President Woo also said, "Since we will become one company, we will coordinate rather than maintain the same schedules," adding, "Diversification of times and destinations, as well as aircraft adjustments, will be possible." He emphasized, "Korean Air and Asiana Airlines currently operate overlapping flights to Seattle, but if acquired, Asiana Airlines will not withdraw from Seattle," and "We are not currently considering eliminating overlapping routes."
-Will fares skyrocket due to an oligopoly created by the merger of the two major airlines?
▲When Korean Air was the sole operator on the Incheon-Ulaanbaatar (Mongolia) route, fares were comparable to those of long-haul routes due to monopoly effects. This was because only Korean Air and MIAT Mongolian Airlines were allowed to operate under the air service agreement between Korea and Mongolia. Given that the merger would create a monopoly market under the Hanjin Group, such concerns are natural.
Some argue that foreign airlines occupy about 33% of the Korean aviation market, and fare increases due to Chinese and Middle Eastern airlines are unlikely. The emergence of low-cost carriers (LCCs) has lowered fares on medium- and short-haul routes, and before COVID-19, Chinese and Middle Eastern airlines focused on transfer business based on low fares.
However, since the East Asian aviation market is not a perfectly competitive market like Europe, the presence of foreign airlines has limited ability to control fare increases. Concerns are even greater for long-haul routes operated only by major airlines.
Regarding this, both Hanjin Group and authorities have stated that "there will be no sudden fare hikes." Hanjin Group Chairman Cho Won-tae said, "While such concerns may exist, there will never be a deterioration in customer convenience or price increases." The Ministry of Land, Infrastructure and Transport also said, "We will increase the scoring weight for single-route fare evaluations when allocating traffic rights and consider imposing penalties for excessive fare setting when allocating slots (number of takeoffs and landings per hour)." Active monitoring by consumers, authorities, and politicians is necessary.
Separately, some predict medium- to long-term fare increases for other reasons.

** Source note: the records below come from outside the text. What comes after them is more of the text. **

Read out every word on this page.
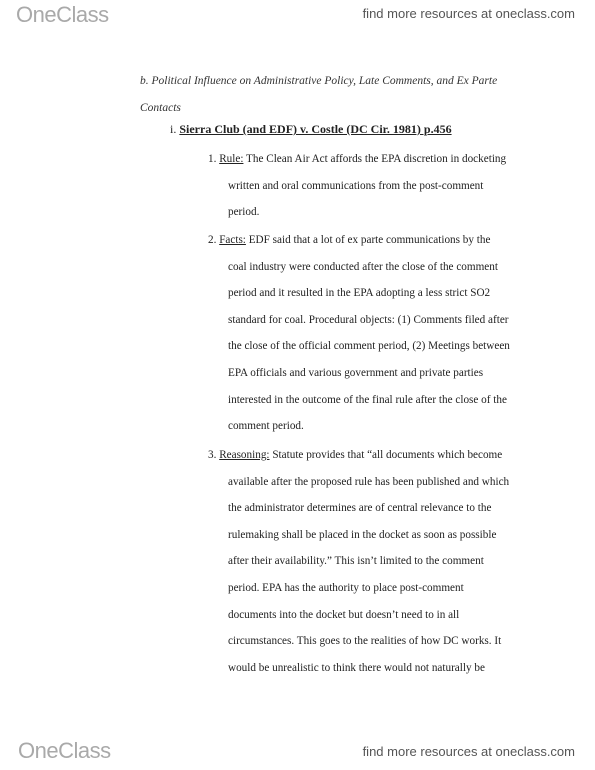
OneClass	find more resources at oneclass.com
b. Political Influence on Administrative Policy, Late Comments, and Ex Parte
Contacts
i. Sierra Club (and EDF) v. Costle (DC Cir. 1981) p.456
1. Rule: The Clean Air Act affords the EPA discretion in docketing
written and oral communications from the post-comment
period.
2. Facts: EDF said that a lot of ex parte communications by the
coal industry were conducted after the close of the comment
period and it resulted in the EPA adopting a less strict SO2
standard for coal. Procedural objects: (1) Comments filed after
the close of the official comment period, (2) Meetings between
EPA officials and various government and private parties
interested in the outcome of the final rule after the close of the
comment period.
3. Reasoning: Statute provides that “all documents which become
available after the proposed rule has been published and which
the administrator determines are of central relevance to the
rulemaking shall be placed in the docket as soon as possible
after their availability.” This isn’t limited to the comment
period. EPA has the authority to place post-comment
documents into the docket but doesn’t need to in all
circumstances. This goes to the realities of how DC works. It
would be unrealistic to think there would not naturally be
OneClass	find more resources at oneclass.com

Since the domestic aviation industry suffered from overinvestment and oversupply before COVID-19, fares perceived by consumers may rise somewhat after restructuring.
Social distancing also plays a role. The aviation and aircraft manufacturing industries have raised the issue of "seat distancing" due to COVID-19. There are calls to increase the seat pitch in newly manufactured aircraft compared to current standards. If realized, the number of seats per aircraft will inevitably decrease, leading to fare increases.